Yang Muda Yang Bercinta
Oleh: K.H. Abdurrahman Wahid
Saya sangat terpengaruh oleh novel Andre Gide, itu pemenang hadiah Nobel untuk sastra dari Perancis. Judulnya adalah La Porte Etroite, Gerbang Yang Sempit. Diambilkan dari potongan salah satu ayat dalam Bijbel. Begitu terpengaruh saya oleh novel tersebut, sampai-sampai anak saya yang pertama saya beri nama pelaku utama novel tersebut, Alissa.
Kisahnya sederhana saja. Seorang pemudi dari zaman kuda gigit besi mencintai saudara sepupunya sendiri. Tetapi pemudi Alissa lebih tua dua tahun dari umur sang pacar, Jerome. Kemelut kejiwaan lalu tidak terhindarkan lagi: apakah akan diteruskan, dengan Alissa memaksakan sesuatu yang merugikan atas sang kekasih, yang saat ini sudah rela? Bagaimana nanti kalau lalu menyesal, bukankah rasa berdosa akan menghantui diri Alissa seterusnya?
Ujung cerita, Alissa menyelesaikan persoalan dengan pemecahan keagamaan: la menjadi biarawati, meninggalkan Jerome dan bersumpah tidak akan kawin seumur hidup, Jerome sendiri lalu menjadi tentara alias serdadu. Nah, keputusan Alissa untuk memasuki “gerbang ketuhanan” itulah yang oleh Gide disebutnya gerbang yang sempit seperti tertera dalam judul novelnya itu.

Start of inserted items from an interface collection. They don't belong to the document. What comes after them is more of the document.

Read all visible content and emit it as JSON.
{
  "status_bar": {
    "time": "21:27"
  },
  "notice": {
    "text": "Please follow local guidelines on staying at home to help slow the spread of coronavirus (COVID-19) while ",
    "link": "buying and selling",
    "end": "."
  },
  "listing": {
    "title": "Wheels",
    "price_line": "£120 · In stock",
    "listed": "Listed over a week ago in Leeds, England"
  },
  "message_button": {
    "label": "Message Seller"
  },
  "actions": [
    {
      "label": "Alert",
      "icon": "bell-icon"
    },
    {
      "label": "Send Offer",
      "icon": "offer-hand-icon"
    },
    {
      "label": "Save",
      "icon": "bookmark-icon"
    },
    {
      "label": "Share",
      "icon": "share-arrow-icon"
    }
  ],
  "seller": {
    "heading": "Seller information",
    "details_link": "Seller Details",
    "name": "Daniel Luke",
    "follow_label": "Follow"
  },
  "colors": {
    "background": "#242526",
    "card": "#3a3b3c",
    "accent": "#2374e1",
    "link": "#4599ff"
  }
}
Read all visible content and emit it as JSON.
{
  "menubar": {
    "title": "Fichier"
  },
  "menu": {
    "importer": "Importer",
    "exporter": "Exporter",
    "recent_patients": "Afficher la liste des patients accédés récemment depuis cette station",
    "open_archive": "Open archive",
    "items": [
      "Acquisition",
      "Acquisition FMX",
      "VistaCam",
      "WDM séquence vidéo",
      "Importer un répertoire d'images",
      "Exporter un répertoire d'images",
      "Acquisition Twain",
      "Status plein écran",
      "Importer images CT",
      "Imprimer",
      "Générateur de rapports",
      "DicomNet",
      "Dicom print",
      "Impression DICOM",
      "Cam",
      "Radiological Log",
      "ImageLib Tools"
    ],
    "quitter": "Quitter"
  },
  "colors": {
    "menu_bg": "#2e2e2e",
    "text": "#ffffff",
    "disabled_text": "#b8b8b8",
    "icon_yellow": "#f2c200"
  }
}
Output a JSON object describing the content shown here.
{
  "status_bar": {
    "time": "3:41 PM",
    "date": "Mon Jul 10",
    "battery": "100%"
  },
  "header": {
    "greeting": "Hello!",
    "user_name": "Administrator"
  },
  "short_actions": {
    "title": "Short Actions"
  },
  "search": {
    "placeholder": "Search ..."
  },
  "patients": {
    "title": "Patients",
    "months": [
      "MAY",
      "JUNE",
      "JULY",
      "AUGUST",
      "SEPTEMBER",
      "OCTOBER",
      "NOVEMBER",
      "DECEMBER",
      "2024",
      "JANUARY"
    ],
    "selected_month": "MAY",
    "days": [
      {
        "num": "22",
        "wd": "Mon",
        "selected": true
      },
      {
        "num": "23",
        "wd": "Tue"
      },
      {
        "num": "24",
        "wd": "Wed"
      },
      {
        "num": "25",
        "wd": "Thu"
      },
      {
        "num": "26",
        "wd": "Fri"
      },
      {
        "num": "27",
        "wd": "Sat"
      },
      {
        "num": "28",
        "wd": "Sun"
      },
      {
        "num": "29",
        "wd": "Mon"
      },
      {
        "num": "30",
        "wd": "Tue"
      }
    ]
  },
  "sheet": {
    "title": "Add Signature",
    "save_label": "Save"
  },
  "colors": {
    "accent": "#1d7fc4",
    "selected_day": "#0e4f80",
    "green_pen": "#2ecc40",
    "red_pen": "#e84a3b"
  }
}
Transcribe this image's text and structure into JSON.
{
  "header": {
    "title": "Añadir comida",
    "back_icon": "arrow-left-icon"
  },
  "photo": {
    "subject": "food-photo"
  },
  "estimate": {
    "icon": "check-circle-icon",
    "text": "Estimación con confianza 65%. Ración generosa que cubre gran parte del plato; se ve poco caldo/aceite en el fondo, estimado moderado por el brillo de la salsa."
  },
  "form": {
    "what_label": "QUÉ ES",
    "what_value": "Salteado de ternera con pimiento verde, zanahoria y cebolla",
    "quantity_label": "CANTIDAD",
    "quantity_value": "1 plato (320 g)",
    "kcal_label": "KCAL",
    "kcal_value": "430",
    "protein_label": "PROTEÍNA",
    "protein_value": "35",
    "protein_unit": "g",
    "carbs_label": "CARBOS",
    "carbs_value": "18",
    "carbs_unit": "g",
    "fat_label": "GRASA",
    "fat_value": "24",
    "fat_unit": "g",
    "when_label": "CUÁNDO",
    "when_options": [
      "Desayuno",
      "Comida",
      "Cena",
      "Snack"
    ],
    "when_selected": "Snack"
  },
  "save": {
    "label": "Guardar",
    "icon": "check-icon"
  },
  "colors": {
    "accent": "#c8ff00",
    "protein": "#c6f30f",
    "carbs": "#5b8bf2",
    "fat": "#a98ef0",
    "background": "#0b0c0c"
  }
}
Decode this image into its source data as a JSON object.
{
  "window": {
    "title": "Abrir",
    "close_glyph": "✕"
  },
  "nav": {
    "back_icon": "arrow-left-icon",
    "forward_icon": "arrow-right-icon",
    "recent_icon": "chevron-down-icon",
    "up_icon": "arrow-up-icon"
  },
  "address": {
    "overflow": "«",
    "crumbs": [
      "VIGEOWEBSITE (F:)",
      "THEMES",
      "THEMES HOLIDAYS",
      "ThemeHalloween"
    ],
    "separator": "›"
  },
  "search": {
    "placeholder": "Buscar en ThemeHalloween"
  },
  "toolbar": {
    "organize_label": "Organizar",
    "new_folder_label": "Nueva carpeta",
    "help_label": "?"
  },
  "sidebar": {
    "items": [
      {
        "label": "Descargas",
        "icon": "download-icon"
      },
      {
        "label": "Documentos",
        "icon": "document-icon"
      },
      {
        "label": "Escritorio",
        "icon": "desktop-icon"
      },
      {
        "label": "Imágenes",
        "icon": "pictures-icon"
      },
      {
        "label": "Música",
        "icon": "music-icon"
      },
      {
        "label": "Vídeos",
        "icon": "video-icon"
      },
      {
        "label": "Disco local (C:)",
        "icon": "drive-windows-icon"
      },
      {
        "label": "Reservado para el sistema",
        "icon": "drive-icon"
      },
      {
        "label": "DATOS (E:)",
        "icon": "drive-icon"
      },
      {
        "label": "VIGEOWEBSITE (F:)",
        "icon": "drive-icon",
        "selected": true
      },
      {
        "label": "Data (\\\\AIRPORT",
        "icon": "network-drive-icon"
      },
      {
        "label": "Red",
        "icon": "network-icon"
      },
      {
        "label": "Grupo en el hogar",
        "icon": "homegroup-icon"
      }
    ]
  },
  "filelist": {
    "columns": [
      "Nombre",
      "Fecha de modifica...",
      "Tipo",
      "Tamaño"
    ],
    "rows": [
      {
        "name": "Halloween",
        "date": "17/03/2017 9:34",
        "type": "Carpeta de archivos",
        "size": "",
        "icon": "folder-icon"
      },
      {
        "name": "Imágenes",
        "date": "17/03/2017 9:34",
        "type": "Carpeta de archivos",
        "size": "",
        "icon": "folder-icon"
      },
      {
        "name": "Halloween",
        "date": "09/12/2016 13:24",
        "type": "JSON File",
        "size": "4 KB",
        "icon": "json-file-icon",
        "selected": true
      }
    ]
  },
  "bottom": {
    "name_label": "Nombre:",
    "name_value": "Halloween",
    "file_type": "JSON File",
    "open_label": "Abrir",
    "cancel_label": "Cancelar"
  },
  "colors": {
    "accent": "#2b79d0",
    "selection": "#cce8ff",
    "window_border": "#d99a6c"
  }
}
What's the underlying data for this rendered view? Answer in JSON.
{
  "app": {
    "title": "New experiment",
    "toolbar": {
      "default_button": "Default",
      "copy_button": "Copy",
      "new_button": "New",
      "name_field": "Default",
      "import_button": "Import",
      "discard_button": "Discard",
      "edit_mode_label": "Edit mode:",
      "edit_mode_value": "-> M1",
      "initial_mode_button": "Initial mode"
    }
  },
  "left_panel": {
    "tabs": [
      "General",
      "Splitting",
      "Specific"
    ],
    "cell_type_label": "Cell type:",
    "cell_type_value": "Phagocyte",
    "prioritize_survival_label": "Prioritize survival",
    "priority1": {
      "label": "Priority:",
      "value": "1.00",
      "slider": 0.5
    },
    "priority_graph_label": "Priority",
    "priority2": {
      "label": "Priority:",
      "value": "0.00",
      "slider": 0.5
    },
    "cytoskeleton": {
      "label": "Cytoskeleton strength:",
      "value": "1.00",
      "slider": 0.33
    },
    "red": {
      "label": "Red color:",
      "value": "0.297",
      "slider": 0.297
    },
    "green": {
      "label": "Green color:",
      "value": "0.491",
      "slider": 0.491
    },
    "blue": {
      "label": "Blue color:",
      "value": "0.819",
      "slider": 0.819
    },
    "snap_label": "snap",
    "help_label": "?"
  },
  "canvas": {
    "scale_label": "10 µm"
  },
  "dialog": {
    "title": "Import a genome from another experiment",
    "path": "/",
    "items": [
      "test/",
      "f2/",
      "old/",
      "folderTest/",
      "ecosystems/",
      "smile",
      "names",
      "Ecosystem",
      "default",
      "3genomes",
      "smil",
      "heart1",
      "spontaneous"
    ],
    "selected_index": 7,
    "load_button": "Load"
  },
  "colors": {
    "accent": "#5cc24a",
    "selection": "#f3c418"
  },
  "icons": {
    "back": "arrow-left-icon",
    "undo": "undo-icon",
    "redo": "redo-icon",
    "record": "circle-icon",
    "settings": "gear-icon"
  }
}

Dari liku-liku perjalanan kejiwaan Alissa, yang berahir pada penyerahan dirinya kepada Tuhan dalam arti duniawi, tampak kompleksitas masalah duduknya Tuhan dalam kehidupan manusia. Haruskah ia menjadi tempat pelarian manusia, jika mereka terjepit dalam kehidupan seperti itu? Apa bedanya Tuhan dengan rentenir, kalau begitu? Rentenir akan menunggu sampai orang kelabakan tidak mampu menyelesaikan masalah, lalu “ditolongnya” dengan kredit yang mencekik leher. Apa bedanya dengan Tuhan yang menerima “penyerahan diri” manusia yang sudah buntu jalan hidupnya? Bukankah pengabdian kepada Tuhan dengan demikian lalu dimanipulasikan oleh Tuhan sendiri, bagi kepentingan-Nya pula? Bukankan ia yang beruntung, bukannya Alissa (sebagai misal) yang harus mengorbankan kenikmatan hidup?
Deretan pertanyaan di atas memang tidak mudah untuk dijawab, juga tidak ada perlunya untuk dijawab. Karena duduk masalahnya berbeda. Rentenir memang melakukan kerja manipulatif, karena ia mengambil keuntungan dari penderitaan orang lain. Tuhan tidak memanipulasikan apa-apa, karena la tidak memberikan apa-apa sama sekali. Yang diberikan-Nya hanyalah kehidupan itu sendiri. Terserah mau diapakan oleh manusia, dijadikan ajang pengrusakan, atau lahan penyejahteraan hidup.
Kalau manusia lari kepada-Nya, itu hanyalah karena karunia yang diberikan-Nya: kemampuan mendekatkan diri kepada Tuhan itu sendiri. Manusia tidak diperbudak oleh Tuhan untuk kepentingan-Nya, melainkan diberi-Nya jalur pemahaman diri yang lebih baik akan hakekat dirinya, dan hakekat hubungannya dengan Tuhan. Bukankan pengenalan hakekat diri sendiri adalah hal yang mutlak baik? Bukankah sejarah menunjukkan, bahwa justru ketidakmampuan mengenal hakekat dirinya sendiri, telah membuat manusia melakukan peperangan dan tindak-tindak pengrusakan yang lain?